Tra gli otto nomi di consiglieri etnei citati dalla commissione regionale antimafia, c'è anche Lorenzo Leone, presidente della circoscrizione a sud di Catania. Non l'unico caso che riguarda il quartiere satellite e che avrebbe attirato l'attenzione delle istituzioni: «Al momento è un'ipotesi, ma ancora nessun atto formale»

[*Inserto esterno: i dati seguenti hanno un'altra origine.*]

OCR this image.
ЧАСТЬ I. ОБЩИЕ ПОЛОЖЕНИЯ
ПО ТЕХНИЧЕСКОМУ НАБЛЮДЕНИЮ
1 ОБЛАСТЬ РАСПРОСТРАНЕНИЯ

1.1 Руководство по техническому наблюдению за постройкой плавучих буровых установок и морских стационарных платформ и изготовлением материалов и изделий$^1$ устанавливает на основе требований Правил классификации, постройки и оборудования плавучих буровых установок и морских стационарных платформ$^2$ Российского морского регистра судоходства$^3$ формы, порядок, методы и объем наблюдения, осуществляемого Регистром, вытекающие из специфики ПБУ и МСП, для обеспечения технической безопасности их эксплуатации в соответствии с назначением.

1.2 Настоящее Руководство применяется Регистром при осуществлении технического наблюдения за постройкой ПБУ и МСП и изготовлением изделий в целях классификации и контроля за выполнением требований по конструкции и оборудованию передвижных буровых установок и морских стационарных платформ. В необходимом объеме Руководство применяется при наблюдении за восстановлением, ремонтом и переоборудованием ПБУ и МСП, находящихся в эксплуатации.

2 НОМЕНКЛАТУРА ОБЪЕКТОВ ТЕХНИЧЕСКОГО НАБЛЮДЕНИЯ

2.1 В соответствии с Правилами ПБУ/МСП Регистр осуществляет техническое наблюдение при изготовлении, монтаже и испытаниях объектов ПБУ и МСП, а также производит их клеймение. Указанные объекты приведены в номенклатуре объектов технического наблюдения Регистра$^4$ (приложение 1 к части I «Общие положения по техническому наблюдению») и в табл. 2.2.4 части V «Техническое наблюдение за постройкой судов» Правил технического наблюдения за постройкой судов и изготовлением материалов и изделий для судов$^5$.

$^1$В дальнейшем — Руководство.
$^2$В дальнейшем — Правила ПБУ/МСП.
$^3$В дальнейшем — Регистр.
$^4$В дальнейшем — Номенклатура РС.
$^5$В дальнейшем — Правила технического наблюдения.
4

Voci insistenti sul commissariamento di Librino In prefettura si discute della sesta municipalità
Non smentiscono né confermano, ma hanno letto «con grande attenzione» i nomi degli otto consiglieri (comunali e circoscrizionali) citati nella relazione della commissione regionale antimafia. «Non c’è ancora nessun atto formale», ma la voce che si sia discusso di un commissariamento della sesta municipalità da parte della prefettura di Catania sembra trovare fondamento. La circoscrizione – che raggruppa insieme i quartieri di Monte Po, San Giorgio, Librino, Zia Lisa e San Giuseppe La Rena – è presieduta da Lorenzo Leone (Articolo 4), uno dei tre nomi principali analizzati dai deputati regionali. Gaetano Leone, fratello di Lorenzo, è stato arrestato nel corso dell’operazione antimafia Arcipelago del 2001 perché esattore del pizzo per il clan Santapaola.
Librino è il quartiere più citato all’interno del documento elaborato dagli onorevoli di Palazzo d’Orleans, che hanno inviato le 17 pagine alla commissione nazionale antimafia. I deputati romani le hanno esaminate proprio nel giorno in cui è stato ascoltato il sindaco di Catania Enzo Bianco. Nel quartiere alla periferia sud di Catania la voce della possibilità di commissariamento circola da tempo. «Allo stato attuale è un’ipotesi che potrebbe verificarsi, ma potrebbe accadere anche il contrario», dicono dalla prefettura. E rimandano ai prossimi giorni per informazioni più certe. Di certo c’è che, per arrivare a questa decisione, è necessario che si sia in presenza di influenze dimostrate. L’ultimo precedente, in ordine cronologico, è il commissariamento del municipio di Ostia, a Roma.
Nel testo dell’Ars il nome di Librino ricorre, oltre che nel caso di Leone, in altre due circostanze. Rispetto alle quali, però, «è stato più difficile rilevare riscontri significativi», scrivono i componenti della commissione antimafia regionale. Si tratta dei riferimenti a Salvatore Spadaro (Primavera per Catania) e Salvatore Giuffrida (Tutti per Catania). Spadaro, eletto con 766 voti, è stato uno dei più votati di Librino. Nel quale era già stato consigliere per il Popolo delle libertà dal 2008 al 2011. Giuffrida, invece, è il consigliere comunale con il più alto numero di preferenze arrivato a Palazzo degli elefanti. Dei suoi 1865 voti, mille sono stati raccolti in soli tre seggi. «Una relazione poco seria», sostiene Giuffrida. E Spadaro rincara la dose: «Siamo discriminati perché abbiamo preso voti nelle periferie – sostiene – Ho una proposta: perché non togliamo il voto a tutti i residenti di Librino? Così forse sono più contenti». Altro nome coinvolto nella relazione e legato alla sesta municipalità è quello del consigliere comunale Riccardo Pellegrino, fratello di Gaetano Pellegrino, detto u funciutu e considerato uno degli uomini più fidati del boss Nuccio Mazzei, capo dei Carcagnusi.
Il coinvolgimento nel documento dei tre consiglieri e del presidente della circoscrizione ha stupito i colleghi che operano sul territorio. «Il presidente fino a oggi ha lavorato alla perfezione e Riccardo Pellegrino è meglio di me, così come Giuffrida e Spadaro», commenta Mauro Massari, consigliere di centro-destra della sesta municipalità e finanziere di professione. «Leone fa politica da vent’anni e mai nessuno gli ha contestato niente», aggiunge. Secondo Massari, un eventuale commissariamento sarebbe immotivato: «Le municipalità catanesi non sono come i municipi di Roma che gestiscono bilanci – spiega – Le nostre segnalazioni riguardano l’erba da tagliare e nemmeno quello otteniamo». Dello stesso parere la collega Carmela Vinciguerra (Il megafono): «Leone è un lavoratore, io lo ammiro molto. Sono alla prima esperienza politica e amministrativa e per me stiamo lavorando bene – interviene – Una cosa che riguarda la famiglia e non lui può compromettere tutto quello che ha fatto?». Più sbrigativo il consigliere Pd Giovanni Cannavò che, raggiunto al telefono alle 21, risponde: «Non so niente, ho lavorato tutto il giorno a lavoro. Vi saluto, buongiorno».